Former NASA Chief of Staff Courtney Stadd pleaded guilty Aug. 18 before a federal judge in Gulfport, Miss., to conspiring to steer the bulk of a $600,000 remote-sensing study contract through Mississippi State University to his consulting firm.
He faces up to five years in prison and a $250,000 fine when he is sentenced Nov. 18, according to Sheila Wilbanks, a U.S. Attorney’s Office spokeswoman.
Stadd, 55, of Bethesda, Md., was convicted in 2009 of breaking ethics laws in steering nearly $10 million in NASA funds to Mississippi State — a consulting client — when the former chief of staff returned to NASA in mid-2005 for a two-month stint as a special government employee. He was fined $2,500 and sentenced to three years of probation and six months of house arrest.

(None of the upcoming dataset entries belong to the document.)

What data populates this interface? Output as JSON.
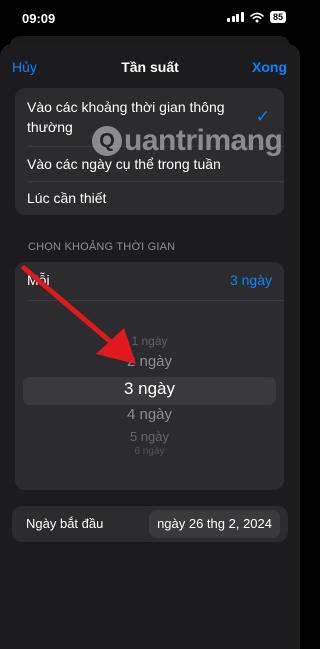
{
  "status_bar": {
    "time": "09:09",
    "battery": "85"
  },
  "sheet": {
    "nav": {
      "cancel_label": "Hủy",
      "title": "Tần suất",
      "done_label": "Xong"
    },
    "options": [
      {
        "label": "Vào các khoảng thời gian thông thường",
        "selected": true
      },
      {
        "label": "Vào các ngày cụ thể trong tuần",
        "selected": false
      },
      {
        "label": "Lúc cần thiết",
        "selected": false
      }
    ],
    "section_header": "CHỌN KHOẢNG THỜI GIAN",
    "interval": {
      "label": "Mỗi",
      "value": "3 ngày",
      "picker_items": [
        "1 ngày",
        "2 ngày",
        "3 ngày",
        "4 ngày",
        "5 ngày",
        "6 ngày"
      ],
      "selected_index": 2
    },
    "start_date": {
      "label": "Ngày bắt đầu",
      "value": "ngày 26 thg 2, 2024"
    }
  },
  "watermark": {
    "text": "uantrimang"
  },
  "colors": {
    "accent": "#0a84ff",
    "annotation_arrow": "#e0191e",
    "sheet_background": "#1c1c1e",
    "card_background": "#2c2c2e"
  },
  "icons": {
    "selected_option": "checkmark-icon",
    "wifi": "wifi-icon",
    "signal": "signal-icon",
    "battery": "battery-icon"
  }
}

Last December, U.S. Attorney Donald Burkhalter secured a nine-count indictment charging Stadd with conspiring with a NASA official to steer money to his consulting firm and submitting invoices for work he did not perform. Stadd initially pleaded not guilty to the charges.

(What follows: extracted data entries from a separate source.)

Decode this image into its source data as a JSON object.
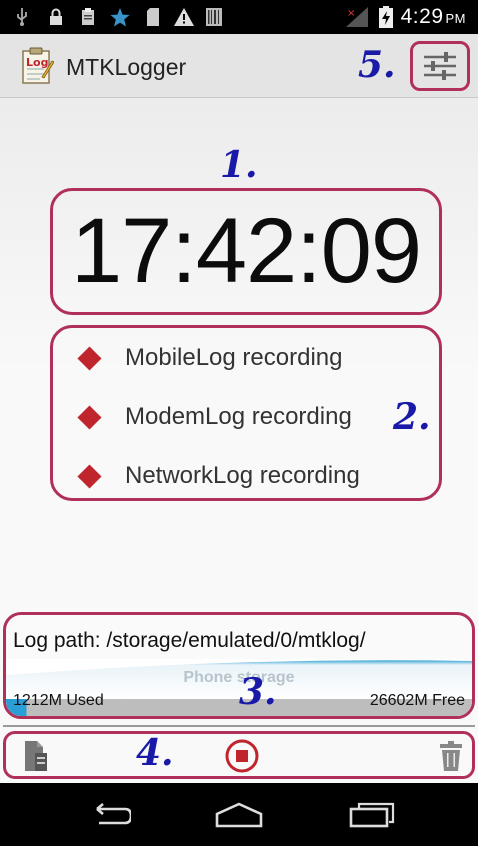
{
  "status_bar": {
    "time": "4:29",
    "ampm": "PM",
    "icons": [
      "usb-icon",
      "lock-icon",
      "clipboard-icon",
      "star-icon",
      "sd-card-icon",
      "warning-icon",
      "barcode-icon",
      "signal-icon",
      "battery-icon"
    ]
  },
  "app_bar": {
    "logo_text": "Log",
    "title": "MTKLogger",
    "settings_icon": "sliders-icon"
  },
  "annotations": {
    "a1": "1.",
    "a2": "2.",
    "a3": "3.",
    "a4": "4.",
    "a5": "5."
  },
  "timer": {
    "value": "17:42:09"
  },
  "log_status": {
    "items": [
      {
        "label": "MobileLog recording"
      },
      {
        "label": "ModemLog recording"
      },
      {
        "label": "NetworkLog recording"
      }
    ],
    "indicator_color": "#c0242d"
  },
  "storage": {
    "log_path": "Log path: /storage/emulated/0/mtklog/",
    "storage_name": "Phone storage",
    "used": "1212M Used",
    "free": "26602M Free",
    "used_fraction": 0.044
  },
  "toolbar": {
    "left_icon": "log-files-icon",
    "center_icon": "stop-record-icon",
    "right_icon": "trash-icon"
  },
  "nav_bar": {
    "back_icon": "back-icon",
    "home_icon": "home-icon",
    "recents_icon": "recents-icon"
  },
  "colors": {
    "accent": "#b0305a",
    "annotation": "#1a1aa8",
    "record_red": "#c0242d"
  }
}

During an Aug. 18 court appearance before U.S. District Judge Sul Ozerden, Stadd admitted that beginning in 2004 he conspired with the NASA deputy chief engineer of programs, Liam Sarsfield, to allocate NASA funds to Mississippi State for a remote-sensing study. Some $450,000 of those funds was subcontracted to Stadd, who subsequently paid a newly retired Sarsfield $87,000 for his work on the study. Stadd also admitted to submitting falsified invoices to Mississippi State and meeting with senior government officials to try to stop a NASA inspector general investigation of his activities, according to a U.S. Justice Department press release announcing Stadd’s guilty plea.
Sarsfield, the former NASA deputy chief engineer who allegedly conspired with Stadd, pleaded guilty in November to a charge of conflict of interest and is scheduled for sentencing Sept. 27.